Betrachtungstext: 2. Osterwoche – Sonntag (C)

Thomas möchte die Wunden Jesu berühren – Das Erbarmen Gottes belebt unseren Glauben – Die Wunden des Auferstandenen führen uns in seine Liebe ein

DAS EVANGELIUM der heutigen Messe stellt die Gestalt des Apostels Thomas in den Mittelpunkt, der bei der ersten Erscheinung des auferstandenen Herrn vor den Jüngern nicht anwesend war. Als ihm die übrigen Jünger mit überbordender Freude erzählen, dass sie den Herrn gesehen haben, bleibt Thomas skeptisch. Weder die eindringlichen Worte der zehn Apostel, noch das Zeugnis der heiligen Frauen oder die Erzählung der Emmausjünger können ihn überzeugen.

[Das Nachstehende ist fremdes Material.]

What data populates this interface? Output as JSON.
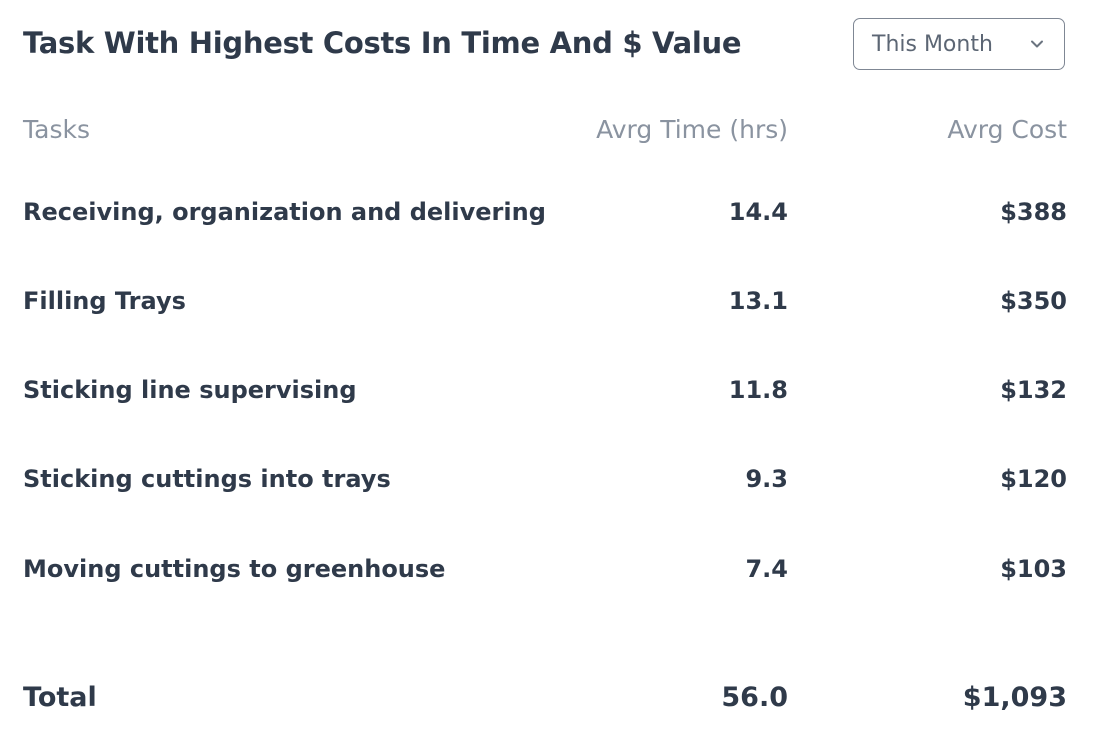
{
  "card": {
    "title": "Task With Highest Costs In Time And $ Value",
    "period_select": {
      "selected": "This Month",
      "icon": "chevron-down-icon"
    }
  },
  "table": {
    "headers": [
      "Tasks",
      "Avrg Time (hrs)",
      "Avrg Cost"
    ],
    "rows": [
      {
        "task": "Receiving, organization and delivering",
        "time": "14.4",
        "cost": "$388"
      },
      {
        "task": "Filling Trays",
        "time": "13.1",
        "cost": "$350"
      },
      {
        "task": "Sticking line supervising",
        "time": "11.8",
        "cost": "$132"
      },
      {
        "task": "Sticking cuttings into trays",
        "time": "9.3",
        "cost": "$120"
      },
      {
        "task": "Moving cuttings to greenhouse",
        "time": "7.4",
        "cost": "$103"
      }
    ],
    "total": {
      "label": "Total",
      "time": "56.0",
      "cost": "$1,093"
    }
  },
  "colors": {
    "text": "#2f3a4a",
    "muted": "#8a93a0",
    "border": "#7f8794"
  }
}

Vielmehr bekräftigt er seinen Unglauben mit den bekannten Worten: Wenn ich nicht das Mal der Nägel an seinen Händen sehe und wenn ich meinen Finger nicht in das Mal der Nägel und meine Hand nicht in seine Seite lege, glaube ich nicht (Joh 20,25).

Wir können uns vorstellen, welche Gefühle im Inneren des Thomas miteinander rangen. Er war ein entschlossener, großzügiger Mensch, der den Herrn aufrichtig liebte. Als Jesus etwa nach Betanien aufbrechen wollte – unter der Gefahr, verhaftet und getötet zu werden –, sagte Thomas zu den anderen Jüngern: Lasst uns mit ihm gehen, um mit ihm zu sterben! (Joh 11,16). Und beim Letzten Abendmahl, als Jesus vom Himmel sprach, der auf seine Jünger wartete, wenn sie seinen Fußspuren folgten, bekannte Thomas offen: Herr, wir wissen nicht, wohin du gehst. Wie können wir dann den Weg kennen? (Joh 14,4-5).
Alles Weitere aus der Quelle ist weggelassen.